COMPASS: Robust Feature Conformal Prediction for Medical Segmentation Metrics

The paper introduces COMPASS, a robust framework that generates efficient and valid conformal prediction intervals for medical segmentation metrics by calibrating directly in the model's feature space rather than treating the segmentation-to-metric pipeline as a black box.

Matt Y. Cheung, Ashok Veeraraghavan, Guha Balakrishnan

Published 2026-03-03
📖 4 min read☕ Coffee break read

Imagine you are a doctor looking at an X-ray or a microscope slide. You use a smart computer program (an AI) to draw a line around a tumor or a specific organ. This is called segmentation.

But here's the thing: Doctors don't just care about the line itself. They care about the numbers that come from that line.

  • "How big is this tumor?" (Area/Volume)
  • "Is it growing?"

If the AI draws the line slightly too wide, the calculated size might be 10% too big. If it's too narrow, the size is too small. In medicine, getting that number right is critical for deciding on surgery or medication.

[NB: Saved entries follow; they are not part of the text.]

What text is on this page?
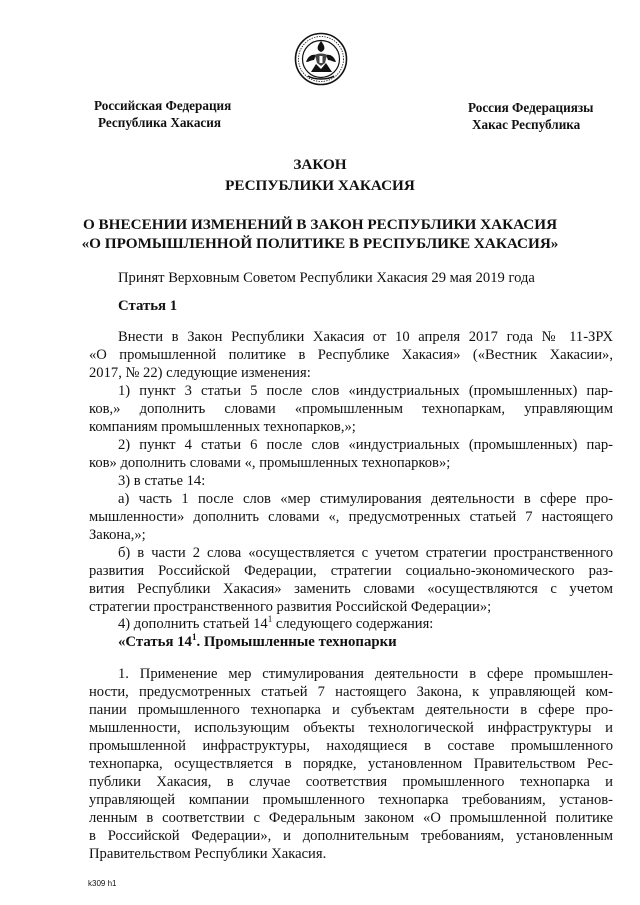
Российская Федерация
Республика Хакасия
Россия Федерациязы
Хакас Республика
ЗАКОН
РЕСПУБЛИКИ ХАКАСИЯ
О ВНЕСЕНИИ ИЗМЕНЕНИЙ В ЗАКОН РЕСПУБЛИКИ ХАКАСИЯ
«О ПРОМЫШЛЕННОЙ ПОЛИТИКЕ В РЕСПУБЛИКЕ ХАКАСИЯ»
Принят Верховным Советом Республики Хакасия 29 мая 2019 года
Статья 1
Внести в Закон Республики Хакасия от 10 апреля 2017 года № 11-ЗРХ
«О промышленной политике в Республике Хакасия» («Вестник Хакасии»,
2017, № 22) следующие изменения:
1) пункт 3 статьи 5 после слов «индустриальных (промышленных) пар-
ков,» дополнить словами «промышленным технопаркам, управляющим
компаниям промышленных технопарков,»;
2) пункт 4 статьи 6 после слов «индустриальных (промышленных) пар-
ков» дополнить словами «, промышленных технопарков»;
3) в статье 14:
а) часть 1 после слов «мер стимулирования деятельности в сфере про-
мышленности» дополнить словами «, предусмотренных статьей 7 настоящего
Закона,»;
б) в части 2 слова «осуществляется с учетом стратегии пространственного
развития Российской Федерации, стратегии социально-экономического раз-
вития Республики Хакасия» заменить словами «осуществляются с учетом
стратегии пространственного развития Российской Федерации»;
4) дополнить статьей $14^1$ следующего содержания:
«Статья $14^1$. Промышленные технопарки
1. Применение мер стимулирования деятельности в сфере промышлен-
ности, предусмотренных статьей 7 настоящего Закона, к управляющей ком-
пании промышленного технопарка и субъектам деятельности в сфере про-
мышленности, использующим объекты технологической инфраструктуры и
промышленной инфраструктуры, находящиеся в составе промышленного
технопарка, осуществляется в порядке, установленном Правительством Рес-
публики Хакасия, в случае соответствия промышленного технопарка и
управляющей компании промышленного технопарка требованиям, установ-
ленным в соответствии с Федеральным законом «О промышленной политике
в Российской Федерации», и дополнительным требованиям, установленным
Правительством Республики Хакасия.
k309 h1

The problem is: How much can we trust that number?

The Old Way: Guessing in the Dark

Traditionally, if you want to know how uncertain an AI is, you treat the whole process like a "black box." You feed an image in, get a size out, and say, "I'm 95% sure the size is between 10 and 20 millimeters."

But because the AI is so complex, this "black box" guess is often very lazy. To be safe, the computer makes the range huge (e.g., "It's between 5 and 50 millimeters"). It's technically correct (it covers the truth), but it's useless. A doctor can't make a decision based on a range that wide.

The New Solution: COMPASS

The paper introduces COMPASS (Conformal Metric Perturbation Along Sensitive Subspaces). Think of COMPASS as a smart, surgical navigator that understands how the AI thinks, rather than just guessing the result.

Here is how it works, using a simple analogy:

1. The "Knob" Analogy

Imagine the AI is a giant radio with thousands of tiny knobs (these are the "features" inside the computer's brain).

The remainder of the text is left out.